Persoalan langit dan bumi dalam novel ini, secara sederhana bisa dijelaskan demikian: bahwa sejak kedatangan agama di Pulau Jawa pada khususnya, lebih khusus lagi Agama Islam dengan ajaran yang sering mengafirkan, menyirikkan, mengkhrafatkan, membid’ahkan, maka segala penyembahan terhadap alam dibinasakan. Sesajen, yang dalam novel disebut sebagai bea cuka kepada penunggu pohon besar, dibabat habis. Karena dianggap menduakan tuhan, akhirnya penyembahan semacam itu dihancurkan, lalu orang-orang mulai menganggap tidak ada lagi tulah jika menggergaji pohon besar.

Parang Jati, yang seakan mewakili sebagian diri penulis, ingin menampar ‘untuk menyadarkan’ si Yuda yang mewakili generasi pemuda idealis, kritis, sinis, dan rasional. Yuda menolak segala sesuatu yang irrasional, dan selalu mempertanyakan segala sesuatu dengan niat memalukan pihak lawan, atau mencari kepuasan logikanya sendiri. Tetapi bukan Yuda yang menjadi antagonis, dia malah protagonis yang bisa digambarkan sebagai batu granit yang tak akan goyah oleh puting beliung pemikiran, tetapi toh akhirnya harus kalah dengan angin sepoi-sepoi yang dibawa Parang Jati.

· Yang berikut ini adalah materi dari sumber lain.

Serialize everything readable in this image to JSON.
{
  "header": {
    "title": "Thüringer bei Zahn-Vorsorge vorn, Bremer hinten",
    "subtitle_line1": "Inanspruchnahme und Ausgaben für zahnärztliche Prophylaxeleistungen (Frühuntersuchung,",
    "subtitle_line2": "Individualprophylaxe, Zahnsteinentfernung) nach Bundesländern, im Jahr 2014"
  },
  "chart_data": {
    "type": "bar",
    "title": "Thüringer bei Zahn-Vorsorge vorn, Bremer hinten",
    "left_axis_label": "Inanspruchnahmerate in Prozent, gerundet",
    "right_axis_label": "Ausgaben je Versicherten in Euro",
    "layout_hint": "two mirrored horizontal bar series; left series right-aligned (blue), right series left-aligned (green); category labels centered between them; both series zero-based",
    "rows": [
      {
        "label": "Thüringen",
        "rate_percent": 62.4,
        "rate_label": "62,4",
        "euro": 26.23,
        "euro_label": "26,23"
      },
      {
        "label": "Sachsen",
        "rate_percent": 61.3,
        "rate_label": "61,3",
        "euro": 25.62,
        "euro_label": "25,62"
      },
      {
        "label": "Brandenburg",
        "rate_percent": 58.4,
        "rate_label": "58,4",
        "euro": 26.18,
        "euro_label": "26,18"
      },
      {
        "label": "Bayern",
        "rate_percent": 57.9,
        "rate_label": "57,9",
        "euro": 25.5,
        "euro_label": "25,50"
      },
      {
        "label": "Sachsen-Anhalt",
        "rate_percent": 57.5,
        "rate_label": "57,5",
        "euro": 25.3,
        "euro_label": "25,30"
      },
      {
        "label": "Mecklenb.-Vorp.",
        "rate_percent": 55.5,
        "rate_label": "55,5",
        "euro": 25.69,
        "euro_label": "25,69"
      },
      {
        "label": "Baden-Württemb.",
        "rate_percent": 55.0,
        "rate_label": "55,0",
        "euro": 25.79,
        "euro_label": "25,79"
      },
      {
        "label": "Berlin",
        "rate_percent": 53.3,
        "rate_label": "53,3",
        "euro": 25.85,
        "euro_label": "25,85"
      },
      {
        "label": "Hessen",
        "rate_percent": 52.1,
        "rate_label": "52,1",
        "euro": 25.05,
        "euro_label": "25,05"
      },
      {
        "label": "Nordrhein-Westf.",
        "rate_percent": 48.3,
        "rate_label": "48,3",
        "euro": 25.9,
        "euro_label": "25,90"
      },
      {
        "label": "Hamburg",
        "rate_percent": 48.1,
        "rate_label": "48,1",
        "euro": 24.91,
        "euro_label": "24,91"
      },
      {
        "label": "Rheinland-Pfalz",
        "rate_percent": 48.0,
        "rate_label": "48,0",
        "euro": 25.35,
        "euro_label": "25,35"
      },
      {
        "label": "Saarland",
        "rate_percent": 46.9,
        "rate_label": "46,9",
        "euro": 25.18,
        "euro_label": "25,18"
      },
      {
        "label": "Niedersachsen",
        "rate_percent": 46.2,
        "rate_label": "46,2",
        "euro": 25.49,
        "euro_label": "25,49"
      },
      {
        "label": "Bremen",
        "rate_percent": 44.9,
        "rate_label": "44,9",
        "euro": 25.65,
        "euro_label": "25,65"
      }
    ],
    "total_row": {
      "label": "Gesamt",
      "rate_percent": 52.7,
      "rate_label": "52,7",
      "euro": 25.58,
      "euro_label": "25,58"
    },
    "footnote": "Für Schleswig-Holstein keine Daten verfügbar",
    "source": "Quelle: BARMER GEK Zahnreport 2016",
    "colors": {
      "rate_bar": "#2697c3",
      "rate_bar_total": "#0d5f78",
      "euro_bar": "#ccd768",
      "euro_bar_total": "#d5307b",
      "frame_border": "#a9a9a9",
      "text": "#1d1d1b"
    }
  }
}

Yuda, seperti yang telah disebutkan, memiliki watak yang kaku dan kritis, adalah seorang pemanjat gunung sejati. Ia digambarkan sebagai sosok lelaki yang lelaki banget, tapi menurutku gagal karena saya selalu terbayang penulis yang perempuan. Ia memanjat dengan khusyuk, penuh kedalaman, dan mencintai pekerjaannya secara sungguh-sungguh. Lalu datanglah Parang Jati melalui perkenalan singkat, dan membawa ajaran baru bagi pemanjat: sacret climbing (pemanjatan suci) –maksudnya adalah pemanjatan bersih. Jika pemanjat biasanya membawa paku, bor, dan alat lain yang malah merusak dinding tebing, mka sacred climbing tidak memperbolehkan alat-alat yang merusak alam.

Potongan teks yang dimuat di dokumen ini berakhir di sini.